Types of Parallel Ports

The PC parallel port goes back to the earliest days of the microcomputer, and the variety of types of port and of communications protocols reflect this. Most modern systems use an ECP port (Extended Capabilities Parallel Port) which can be programmed to emulate the older protocols. To further complicate matters, the IO chips which control parallel ports can themselves be set up, usually in BIOS, but sometimes using a utility program, to use one of the various available protocols exclusively. Many peripherals are capable of communicating in more than one of these protocols, and your driver may well need to support multiple protocols as well.
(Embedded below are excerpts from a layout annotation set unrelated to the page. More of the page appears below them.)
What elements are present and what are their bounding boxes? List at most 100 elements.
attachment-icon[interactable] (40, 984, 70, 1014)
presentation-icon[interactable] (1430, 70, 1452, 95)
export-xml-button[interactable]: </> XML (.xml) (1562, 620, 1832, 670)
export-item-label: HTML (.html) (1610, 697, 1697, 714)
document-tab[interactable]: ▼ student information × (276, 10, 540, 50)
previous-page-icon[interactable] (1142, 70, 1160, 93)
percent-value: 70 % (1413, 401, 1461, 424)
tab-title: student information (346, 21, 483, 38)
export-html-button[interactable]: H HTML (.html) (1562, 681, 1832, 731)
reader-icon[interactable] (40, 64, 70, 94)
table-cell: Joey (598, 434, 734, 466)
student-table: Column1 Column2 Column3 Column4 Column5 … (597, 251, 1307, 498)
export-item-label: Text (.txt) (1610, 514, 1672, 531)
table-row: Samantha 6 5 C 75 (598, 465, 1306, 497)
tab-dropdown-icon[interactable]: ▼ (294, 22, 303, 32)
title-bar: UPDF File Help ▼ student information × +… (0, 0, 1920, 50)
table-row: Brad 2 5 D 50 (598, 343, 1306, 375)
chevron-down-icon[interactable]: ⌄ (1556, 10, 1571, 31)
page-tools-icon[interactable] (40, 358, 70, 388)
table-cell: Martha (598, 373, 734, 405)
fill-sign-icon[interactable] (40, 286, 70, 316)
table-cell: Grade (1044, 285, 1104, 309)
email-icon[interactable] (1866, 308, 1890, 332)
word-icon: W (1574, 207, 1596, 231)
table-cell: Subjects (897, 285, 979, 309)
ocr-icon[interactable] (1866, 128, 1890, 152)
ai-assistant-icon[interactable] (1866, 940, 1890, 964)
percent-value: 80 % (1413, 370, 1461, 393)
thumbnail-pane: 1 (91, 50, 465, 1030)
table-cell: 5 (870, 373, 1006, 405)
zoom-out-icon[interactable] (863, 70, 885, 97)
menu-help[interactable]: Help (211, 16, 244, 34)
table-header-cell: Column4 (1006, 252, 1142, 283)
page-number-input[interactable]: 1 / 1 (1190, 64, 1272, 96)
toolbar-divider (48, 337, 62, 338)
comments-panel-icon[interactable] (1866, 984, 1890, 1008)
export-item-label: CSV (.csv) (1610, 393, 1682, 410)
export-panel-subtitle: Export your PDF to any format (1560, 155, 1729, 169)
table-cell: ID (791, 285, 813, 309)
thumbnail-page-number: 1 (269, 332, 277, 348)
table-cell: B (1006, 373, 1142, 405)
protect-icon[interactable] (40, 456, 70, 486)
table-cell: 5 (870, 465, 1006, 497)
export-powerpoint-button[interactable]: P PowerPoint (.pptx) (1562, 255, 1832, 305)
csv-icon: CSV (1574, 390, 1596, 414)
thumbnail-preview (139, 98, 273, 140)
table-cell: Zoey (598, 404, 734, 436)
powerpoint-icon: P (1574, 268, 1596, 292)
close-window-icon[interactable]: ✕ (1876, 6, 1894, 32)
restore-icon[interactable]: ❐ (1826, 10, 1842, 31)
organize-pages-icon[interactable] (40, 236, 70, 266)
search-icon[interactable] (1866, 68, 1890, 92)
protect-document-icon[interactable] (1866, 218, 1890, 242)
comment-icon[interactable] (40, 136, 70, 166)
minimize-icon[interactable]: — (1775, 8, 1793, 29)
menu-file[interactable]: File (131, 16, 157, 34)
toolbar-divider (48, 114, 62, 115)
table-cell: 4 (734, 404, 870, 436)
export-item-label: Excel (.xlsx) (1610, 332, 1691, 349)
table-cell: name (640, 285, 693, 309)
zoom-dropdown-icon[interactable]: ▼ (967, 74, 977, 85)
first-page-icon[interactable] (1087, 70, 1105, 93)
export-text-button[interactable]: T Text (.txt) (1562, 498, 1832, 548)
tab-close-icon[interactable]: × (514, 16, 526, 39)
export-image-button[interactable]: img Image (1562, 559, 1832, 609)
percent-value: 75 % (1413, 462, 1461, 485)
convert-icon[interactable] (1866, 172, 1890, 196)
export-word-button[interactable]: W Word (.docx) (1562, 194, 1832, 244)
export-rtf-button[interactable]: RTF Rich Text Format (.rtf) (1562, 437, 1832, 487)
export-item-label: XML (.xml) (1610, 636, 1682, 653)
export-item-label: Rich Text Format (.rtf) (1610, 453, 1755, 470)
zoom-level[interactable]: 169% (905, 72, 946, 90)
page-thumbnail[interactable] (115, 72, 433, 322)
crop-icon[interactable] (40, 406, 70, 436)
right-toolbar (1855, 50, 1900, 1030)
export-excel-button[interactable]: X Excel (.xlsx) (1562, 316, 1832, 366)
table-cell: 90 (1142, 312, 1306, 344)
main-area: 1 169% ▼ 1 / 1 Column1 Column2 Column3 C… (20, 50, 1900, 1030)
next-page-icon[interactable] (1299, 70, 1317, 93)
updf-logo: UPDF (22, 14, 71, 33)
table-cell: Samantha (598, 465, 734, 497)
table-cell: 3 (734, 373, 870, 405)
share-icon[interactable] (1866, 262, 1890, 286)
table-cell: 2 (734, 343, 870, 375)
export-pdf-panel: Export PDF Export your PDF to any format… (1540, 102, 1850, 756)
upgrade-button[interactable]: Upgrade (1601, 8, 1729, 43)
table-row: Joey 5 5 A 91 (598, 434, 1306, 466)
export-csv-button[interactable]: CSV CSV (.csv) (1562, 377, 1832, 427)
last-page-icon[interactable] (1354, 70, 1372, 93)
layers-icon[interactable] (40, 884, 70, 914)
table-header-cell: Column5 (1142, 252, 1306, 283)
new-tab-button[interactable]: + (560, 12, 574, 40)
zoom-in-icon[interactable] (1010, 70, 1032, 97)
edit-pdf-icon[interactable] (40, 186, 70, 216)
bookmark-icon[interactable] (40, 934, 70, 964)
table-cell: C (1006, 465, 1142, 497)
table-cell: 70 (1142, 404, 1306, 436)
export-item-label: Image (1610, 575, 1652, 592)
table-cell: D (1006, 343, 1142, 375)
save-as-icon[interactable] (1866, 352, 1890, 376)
This is particularly important for devices (such as scanners and digital cameras) where the primary direction of communication is inbound from the peripheral to the computer, as the original parallel ports were unidirectional (outbound), and the capabilities of the various protocols vary more for inbound data transfer than for outbound.

EPP ports are capable of SPP and PS/2 data transfers without any adjustment. An ECP port can emulate SPP and PS/2 modes, and usually EPP mode as well, though many IO chips have separate settings for ECP (no EPP possible) and ECP+EPP where EPP can be emulated. If the IO chip is programmed (usually in BIOS) as an EPP port, it will allow PS/2 and SPP operations normally, but if it is set up for ECP+EPP, and the ECP control register is set for EPP mode, the slower modes will NOT work. This is all rather confusing, and needs to be explained in the documentation for any driver that uses EPP. Most peripherals support either EPP or ECP, but not both.

To get information on the capabilities of a particular port setup, if the parallel port driver is loaded into the kernel, dmesg should produce a line like

parport0: PC-style at 0x378 (0x778) [SPP,ECP,ECPPS2,ECPEPP].[1]

Here SPP and ECP are supported modes (tested by the kernel at boot time, or when the module was loaded), and ECPPS2 and ECPEPP are PS2 and EPP modes available if the ECP port is properly programmed. Systems which use the /proc filesystem (and nearly all do) allow one to get information about the port from the from the file /proc/parport/parportX/hardware (with 2.2 kernels), or /proc/sys/dev/parport/parportX/hardware (with 2.4 kernels). The file looks as follows:

base: 0x378 (0x778)

irq: none

dma: none

modes: SPP,ECP,ECPPS2, ECPEPP

Reading this file is probably the easiest way for a user-space program to get information about a system's parallel port setup.

Notes

[1]

This is for a 2.2.x kernel. For the 2.4 series, this will be changed somewhat, but the new format hasn't yet stabilized at the time this was written.